I'm trying to figure out some convergence statements on an MCMC example.
The setup is: I'm generating data samples as observations from a (known) deterministic parameter, say $s$ (using a forward equation and a random pertubation term). The data are input to my MCMC and I try to get estimates of the parameter $s$. I know it's not sensible to use MCMC to estimate a known deterministic parameter but this is just a toy example. So I assume I don't know much about $s$, give it an uninformative prior and set up a likelihood according to my problem.
Then I run my MCMC and I want to quantify how good my solutions are. So the assessements I want to make are along the lines of "I have this and that assumptions on $s$, I would expect e.g. the posterior mean be of an error magnitude of [whatever]... and my simulations meet these expectations yes or no..." How do I go about this?
Is it possible to make such statements without an analytical MCMC target/posterior? (i.e. in my example I know the "true" distribution of $s$ (deterministic in this case), but I'm not putting this into the MCMC algorithm - the posterior for $s$ I get from likelihood and prior are something I don't have an analytical expression for) So far I figured that for error assessement of the posterior mean one could examine
$| s - \int_{\mathbb{R}} s \ p(s | data) \ ds | \leq \ldots$
but I'm not getting anywhere here if I don't know the posterior p(s | data)...

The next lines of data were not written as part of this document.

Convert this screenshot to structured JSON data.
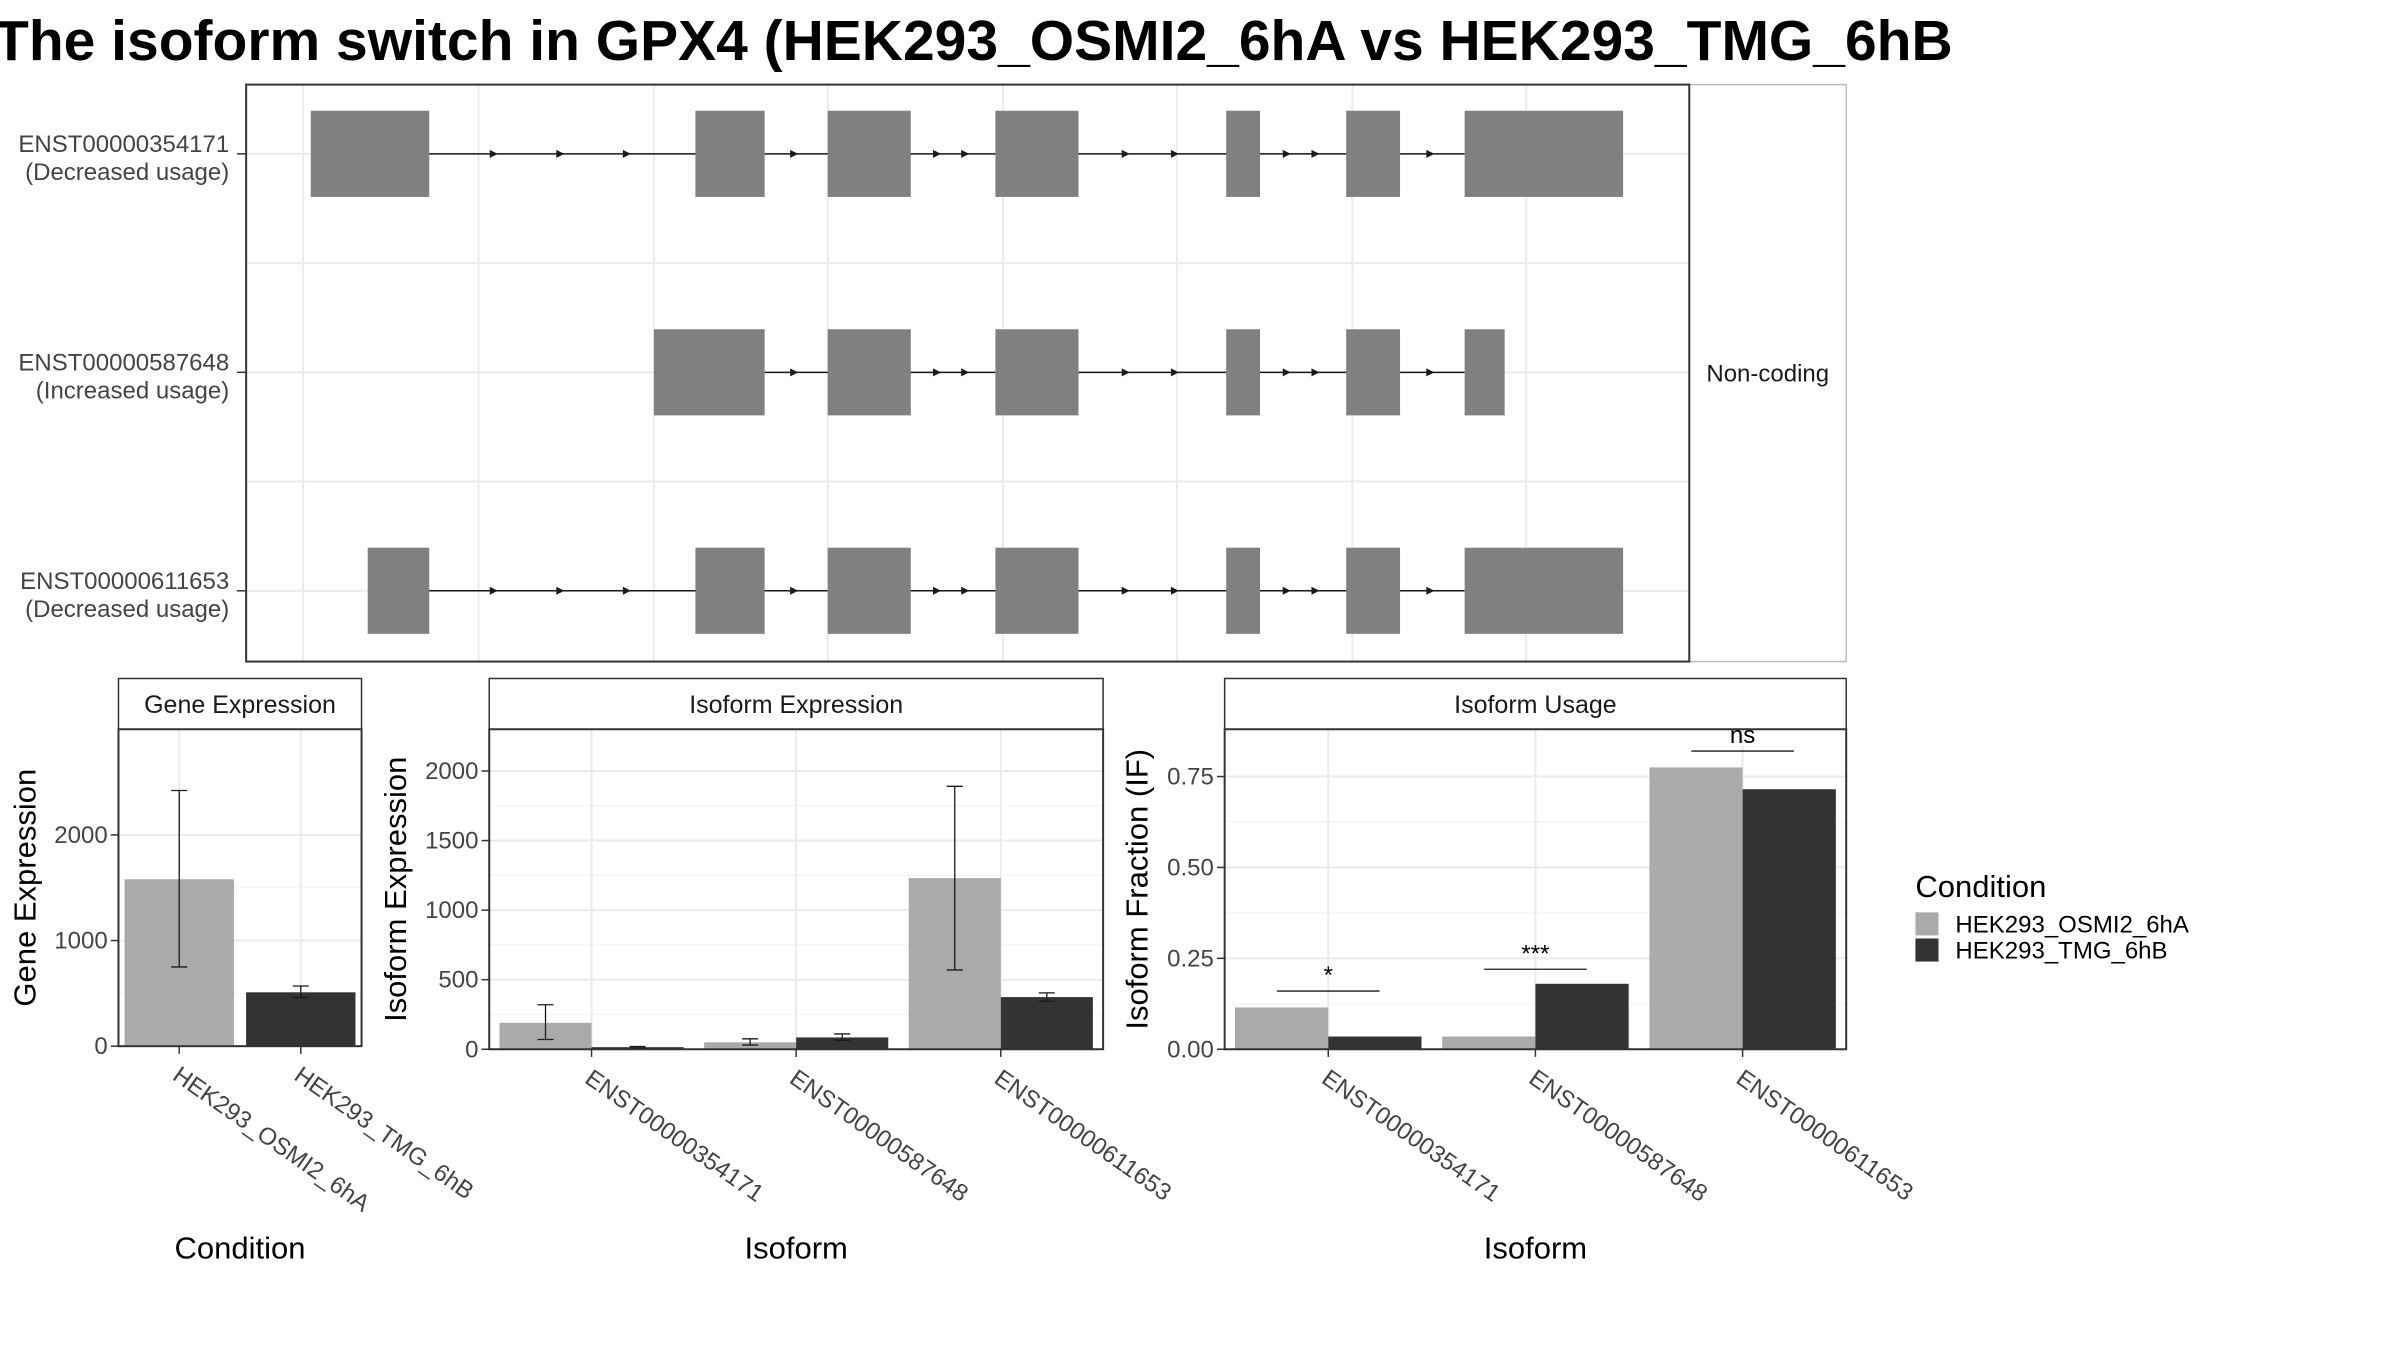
{
  "title": "The isoform switch in GPX4 (HEK293_OSMI2_6hA vs HEK293_TMG_6hB",
  "colors": {
    "condition_a": "#aaaaaa",
    "condition_b": "#333333",
    "exon": "#808080"
  },
  "chart_data": [
    {
      "type": "gene_structure",
      "tracks": [
        {
          "isoform": "ENST00000354171",
          "label_line1": "ENST00000354171",
          "label_line2": "(Decreased usage)",
          "exons": [
            [
              202,
              279
            ],
            [
              452,
              497
            ],
            [
              538,
              592
            ],
            [
              647,
              701
            ],
            [
              797,
              819
            ],
            [
              875,
              910
            ],
            [
              952,
              1055
            ]
          ]
        },
        {
          "isoform": "ENST00000587648",
          "label_line1": "ENST00000587648",
          "label_line2": "(Increased usage)",
          "exons": [
            [
              425,
              497
            ],
            [
              538,
              592
            ],
            [
              647,
              701
            ],
            [
              797,
              819
            ],
            [
              875,
              910
            ],
            [
              952,
              978
            ]
          ]
        },
        {
          "isoform": "ENST00000611653",
          "label_line1": "ENST00000611653",
          "label_line2": "(Decreased usage)",
          "exons": [
            [
              239,
              279
            ],
            [
              452,
              497
            ],
            [
              538,
              592
            ],
            [
              647,
              701
            ],
            [
              797,
              819
            ],
            [
              875,
              910
            ],
            [
              952,
              1055
            ]
          ]
        }
      ],
      "coding_groups": [
        {
          "label": "",
          "tracks": [
            0,
            2
          ]
        },
        {
          "label": "Non-coding",
          "tracks": [
            1
          ]
        }
      ]
    },
    {
      "type": "bar",
      "title": "Gene Expression",
      "xlabel": "Condition",
      "ylabel": "Gene Expression",
      "ylim": [
        0,
        3000
      ],
      "yticks": [
        0,
        1000,
        2000
      ],
      "categories": [
        "HEK293_OSMI2_6hA",
        "HEK293_TMG_6hB"
      ],
      "values": [
        1580,
        510
      ],
      "errors": [
        [
          750,
          2420
        ],
        [
          460,
          570
        ]
      ]
    },
    {
      "type": "bar",
      "title": "Isoform Expression",
      "xlabel": "Isoform",
      "ylabel": "Isoform Expression",
      "ylim": [
        0,
        2300
      ],
      "yticks": [
        0,
        500,
        1000,
        1500,
        2000
      ],
      "categories": [
        "ENST00000354171",
        "ENST00000587648",
        "ENST00000611653"
      ],
      "series": [
        {
          "name": "HEK293_OSMI2_6hA",
          "values": [
            190,
            50,
            1230
          ],
          "errors": [
            [
              70,
              320
            ],
            [
              30,
              75
            ],
            [
              570,
              1890
            ]
          ]
        },
        {
          "name": "HEK293_TMG_6hB",
          "values": [
            15,
            85,
            375
          ],
          "errors": [
            [
              10,
              20
            ],
            [
              65,
              110
            ],
            [
              345,
              405
            ]
          ]
        }
      ]
    },
    {
      "type": "bar",
      "title": "Isoform Usage",
      "xlabel": "Isoform",
      "ylabel": "Isoform Fraction (IF)",
      "ylim": [
        0,
        0.88
      ],
      "yticks": [
        "0.00",
        "0.25",
        "0.50",
        "0.75"
      ],
      "categories": [
        "ENST00000354171",
        "ENST00000587648",
        "ENST00000611653"
      ],
      "series": [
        {
          "name": "HEK293_OSMI2_6hA",
          "values": [
            0.115,
            0.035,
            0.775
          ]
        },
        {
          "name": "HEK293_TMG_6hB",
          "values": [
            0.035,
            0.18,
            0.715
          ]
        }
      ],
      "significance": [
        "*",
        "***",
        "ns"
      ],
      "significance_y": [
        0.16,
        0.22,
        0.82
      ]
    }
  ],
  "legend": {
    "title": "Condition",
    "placement": "right",
    "entries": [
      "HEK293_OSMI2_6hA",
      "HEK293_TMG_6hB"
    ]
  }
}
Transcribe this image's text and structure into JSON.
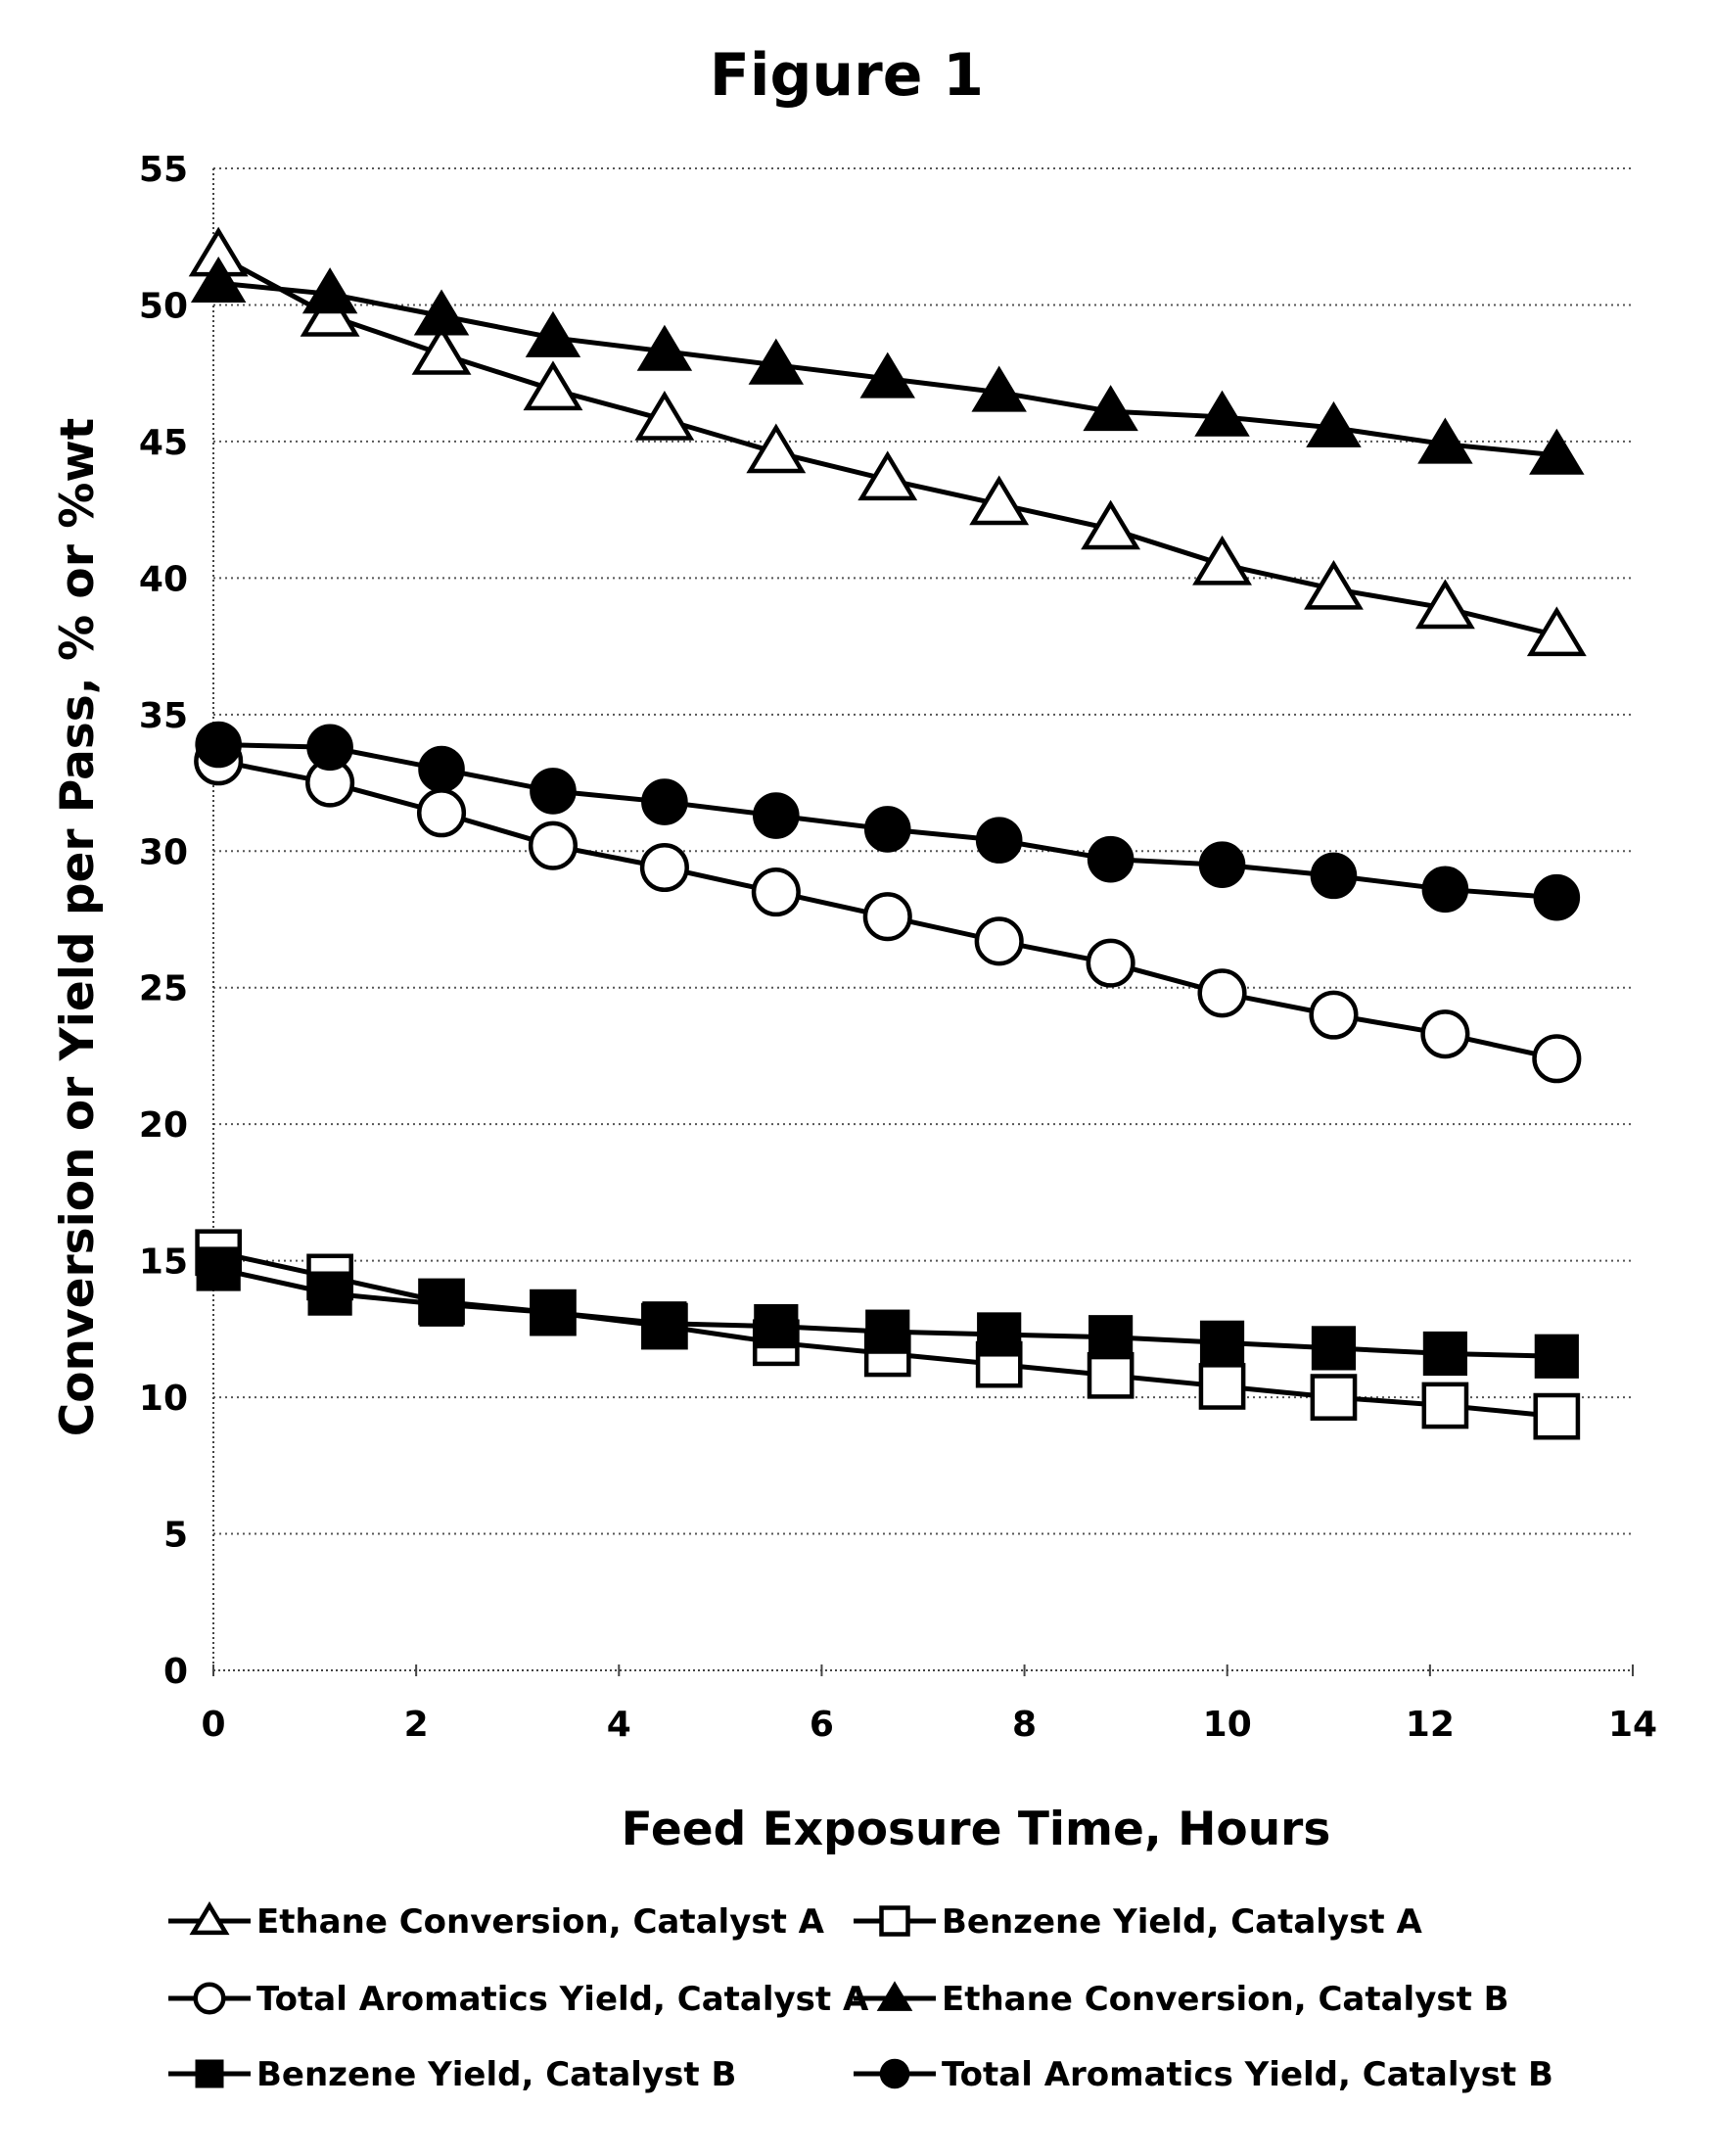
{
  "chart_data": {
    "type": "line",
    "title": "Figure 1",
    "xlabel": "Feed Exposure Time, Hours",
    "ylabel": "Conversion or Yield per Pass, % or %wt",
    "xlim": [
      0,
      14
    ],
    "ylim": [
      0,
      55
    ],
    "xticks": [
      "0",
      "2",
      "4",
      "6",
      "8",
      "10",
      "12",
      "14"
    ],
    "yticks": [
      "0",
      "5",
      "10",
      "15",
      "20",
      "25",
      "30",
      "35",
      "40",
      "45",
      "50",
      "55"
    ],
    "grid": "horizontal dotted",
    "legend_position": "bottom",
    "x": [
      0.05,
      1.15,
      2.25,
      3.35,
      4.45,
      5.55,
      6.65,
      7.75,
      8.85,
      9.95,
      11.05,
      12.15,
      13.25
    ],
    "series": [
      {
        "name": "Ethane Conversion, Catalyst A",
        "marker": "triangle-open",
        "values": [
          51.8,
          49.6,
          48.2,
          46.9,
          45.8,
          44.6,
          43.6,
          42.7,
          41.8,
          40.5,
          39.6,
          38.9,
          37.9
        ]
      },
      {
        "name": "Benzene Yield, Catalyst A",
        "marker": "square-open",
        "values": [
          15.3,
          14.4,
          13.5,
          13.1,
          12.6,
          12.0,
          11.6,
          11.2,
          10.8,
          10.4,
          10.0,
          9.7,
          9.3
        ]
      },
      {
        "name": "Total Aromatics Yield, Catalyst A",
        "marker": "circle-open",
        "values": [
          33.3,
          32.5,
          31.4,
          30.2,
          29.4,
          28.5,
          27.6,
          26.7,
          25.9,
          24.8,
          24.0,
          23.3,
          22.4
        ]
      },
      {
        "name": "Ethane Conversion, Catalyst B",
        "marker": "triangle-filled",
        "values": [
          50.8,
          50.4,
          49.6,
          48.8,
          48.3,
          47.8,
          47.3,
          46.8,
          46.1,
          45.9,
          45.5,
          44.9,
          44.5
        ]
      },
      {
        "name": "Benzene Yield, Catalyst B",
        "marker": "square-filled",
        "values": [
          14.7,
          13.8,
          13.4,
          13.1,
          12.7,
          12.6,
          12.4,
          12.3,
          12.2,
          12.0,
          11.8,
          11.6,
          11.5
        ]
      },
      {
        "name": "Total Aromatics Yield, Catalyst B",
        "marker": "circle-filled",
        "values": [
          33.9,
          33.8,
          33.0,
          32.2,
          31.8,
          31.3,
          30.8,
          30.4,
          29.7,
          29.5,
          29.1,
          28.6,
          28.3
        ]
      }
    ]
  }
}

I would appreciate any hints.
Edit: Thanks for the help! My original question was obviously a little vague and also contains more than one question. In think the numerical error by MCMC is answered very clearly by Greenparkers post. I have more questions on the model error of the inverse problem itself but I think that's a different issue and so I'll mark this question answered and maybe make new ones for the other stuff.